Liverpool Hospital explores GenAI cardiology solution
With cardiovascular disease responsible for one in four deaths across the nation, cardiologists play a critical role in Australia’s healthcare system. These specialists are challenged, however, by a constantly evolving field whose knowledge base is growing exponentially.
To address this challenge, Liverpool Hospital and Microsoft have collaborated on a generative artificial intelligence (GenAI) solution to assist cardiologists in surveying the vast volume of cardiology-related literature and guidelines that aids decision-making in clinical practice.
Their prototype, ‘The Cardiology Canon’, allows a clinician to interact with an extensive body of literature from the field of cardiology. Built using Microsoft Azure OpenAI Service, it was programmed on clinical trials from the past 40 years, along with guidelines from eminent cardiac societies in Australia, Europe and the United States.
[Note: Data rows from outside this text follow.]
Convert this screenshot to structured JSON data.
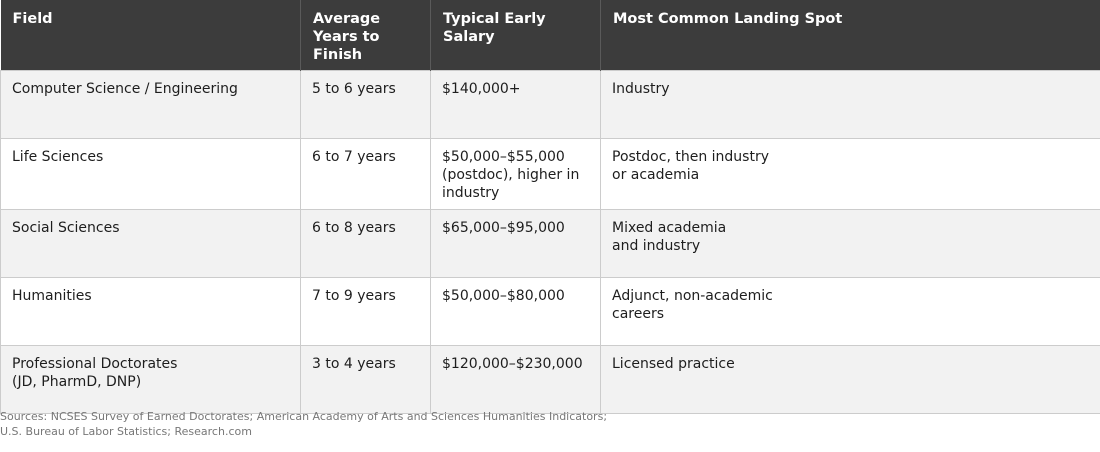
{
  "table": {
    "headers": [
      "Field",
      "Average Years to Finish",
      "Typical Early Salary",
      "Most Common Landing Spot"
    ],
    "rows": [
      [
        "Computer Science / Engineering",
        "5 to 6 years",
        "$140,000+",
        "Industry"
      ],
      [
        "Life Sciences",
        "6 to 7 years",
        "$50,000–$55,000 (postdoc), higher in industry",
        "Postdoc, then industry or academia"
      ],
      [
        "Social Sciences",
        "6 to 8 years",
        "$65,000–$95,000",
        "Mixed academia and industry"
      ],
      [
        "Humanities",
        "7 to 9 years",
        "$50,000–$80,000",
        "Adjunct, non-academic careers"
      ],
      [
        "Professional Doctorates (JD, PharmD, DNP)",
        "3 to 4 years",
        "$120,000–$230,000",
        "Licensed practice"
      ]
    ]
  },
  "sources": {
    "line1": "Sources: NCSES Survey of Earned Doctorates; American Academy of Arts and Sciences Humanities Indicators;",
    "line2": "U.S. Bureau of Labor Statistics; Research.com"
  }
}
The Microsoft Technology Centre team processed more than 500 individual documents and 80,000 pages to create a cognitive vector search index and made the solution accessible via a web application.
“We worked with Microsoft technologists to create a bespoke prototype to allow cardiologists and anyone training in the field to query vast volumes of literature to answer clinical questions or make nuanced comparisons, traversing the significant body of literature,” said Dr Hao Tran, Cardiology Advanced Trainee at Liverpool Hospital.
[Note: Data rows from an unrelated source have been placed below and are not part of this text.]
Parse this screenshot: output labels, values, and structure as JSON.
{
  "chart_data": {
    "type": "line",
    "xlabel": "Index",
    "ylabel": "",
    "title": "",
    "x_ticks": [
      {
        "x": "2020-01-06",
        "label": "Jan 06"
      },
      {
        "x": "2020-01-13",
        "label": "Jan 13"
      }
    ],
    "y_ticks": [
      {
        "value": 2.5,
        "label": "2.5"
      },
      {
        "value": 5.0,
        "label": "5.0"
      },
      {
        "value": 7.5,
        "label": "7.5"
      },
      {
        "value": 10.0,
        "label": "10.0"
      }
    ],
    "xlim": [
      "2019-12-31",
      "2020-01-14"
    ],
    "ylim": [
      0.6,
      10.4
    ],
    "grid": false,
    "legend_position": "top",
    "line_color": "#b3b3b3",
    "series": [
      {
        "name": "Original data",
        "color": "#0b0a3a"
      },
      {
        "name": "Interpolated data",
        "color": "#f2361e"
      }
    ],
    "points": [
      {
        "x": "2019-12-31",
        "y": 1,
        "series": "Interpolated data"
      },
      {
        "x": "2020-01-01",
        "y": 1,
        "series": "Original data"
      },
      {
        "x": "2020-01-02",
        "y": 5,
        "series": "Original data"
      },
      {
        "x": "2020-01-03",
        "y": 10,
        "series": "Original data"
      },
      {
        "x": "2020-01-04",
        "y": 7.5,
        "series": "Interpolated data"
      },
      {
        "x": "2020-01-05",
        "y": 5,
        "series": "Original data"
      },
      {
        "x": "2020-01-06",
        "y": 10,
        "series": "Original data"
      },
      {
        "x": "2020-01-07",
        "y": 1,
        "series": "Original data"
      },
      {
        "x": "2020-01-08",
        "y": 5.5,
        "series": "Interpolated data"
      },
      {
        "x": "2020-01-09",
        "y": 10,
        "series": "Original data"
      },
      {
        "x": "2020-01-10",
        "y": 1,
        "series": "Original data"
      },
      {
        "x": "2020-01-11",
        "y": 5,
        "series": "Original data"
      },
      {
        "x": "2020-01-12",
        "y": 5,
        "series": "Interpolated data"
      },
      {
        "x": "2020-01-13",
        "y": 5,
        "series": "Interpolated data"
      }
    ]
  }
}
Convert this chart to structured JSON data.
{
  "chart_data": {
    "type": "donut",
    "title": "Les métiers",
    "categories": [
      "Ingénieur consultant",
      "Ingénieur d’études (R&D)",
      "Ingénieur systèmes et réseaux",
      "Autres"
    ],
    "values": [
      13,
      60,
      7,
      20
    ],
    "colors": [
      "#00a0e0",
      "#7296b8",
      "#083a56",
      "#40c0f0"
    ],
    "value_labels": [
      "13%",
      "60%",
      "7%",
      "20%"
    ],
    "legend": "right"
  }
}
“The solution also successfully generated a comprehensive six-day training program on aortic stenosis — a common clinical problem among patients — and generated comprehensive learning resources in hours, rather than days.
“It was presented at the Liverpool Cardiology Academy academic seminar with Microsoft collaborators Viren Joseph, Leon Smith and Daniel Xu and was championed by senior Liverpool Hospital cardiologists Professor Craig Juergens and Dr Sidney Lo. It’s been a truly collaborative project that I believe will greatly benefit cardiologists and patients,” Tran added.
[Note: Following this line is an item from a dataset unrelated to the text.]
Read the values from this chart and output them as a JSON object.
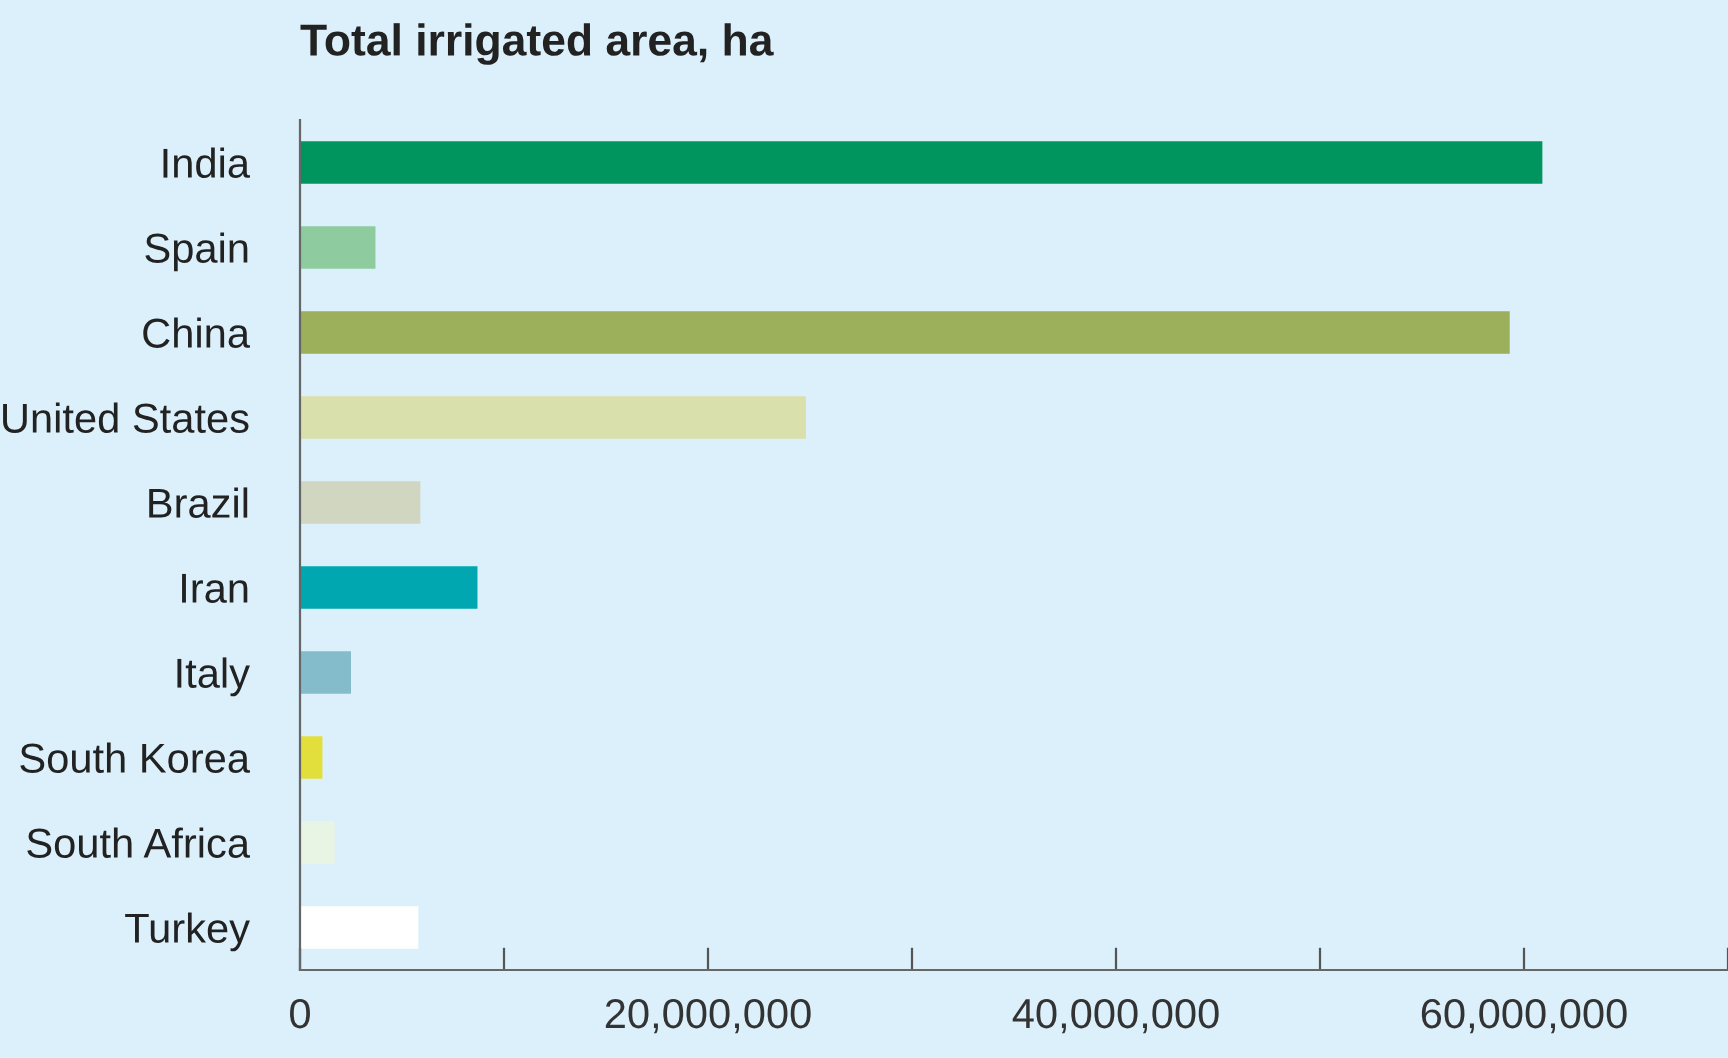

Dr Simon Kos, Chief Medical Officer at Microsoft Australia and New Zealand, said the collaboration demonstrated the invaluable contribution of hospital clinicians in the sphere of innovation, with their feedback iteratively helping to refine the solution’s large language model to suit clinical need.
“We’re excited to collaborate with Liverpool Hospital on this initiative and unlock the incredible potential of generative AI in health care. This innovative approach is empowering the hospital’s cardiologists to stay ahead in their field, ensuring the highest standard of patient care,” Kos said.
The announcement follows a new report by Microsoft and the Tech Council of Australia highlighting generative AI’s economic and productivity opportunities for Australia. Health care is identified as one of four key economic sectors poised to benefit from the technology, potentially contributing $5–13 billion in value annually to the sector in Australia by 2030.
According to the report, generative AI can automate 25% and augment 5% of nursing tasks, allowing nurses to spend more one-on-one time with patients. It also estimates that 30% of new drugs could be discovered using the technology by 2025.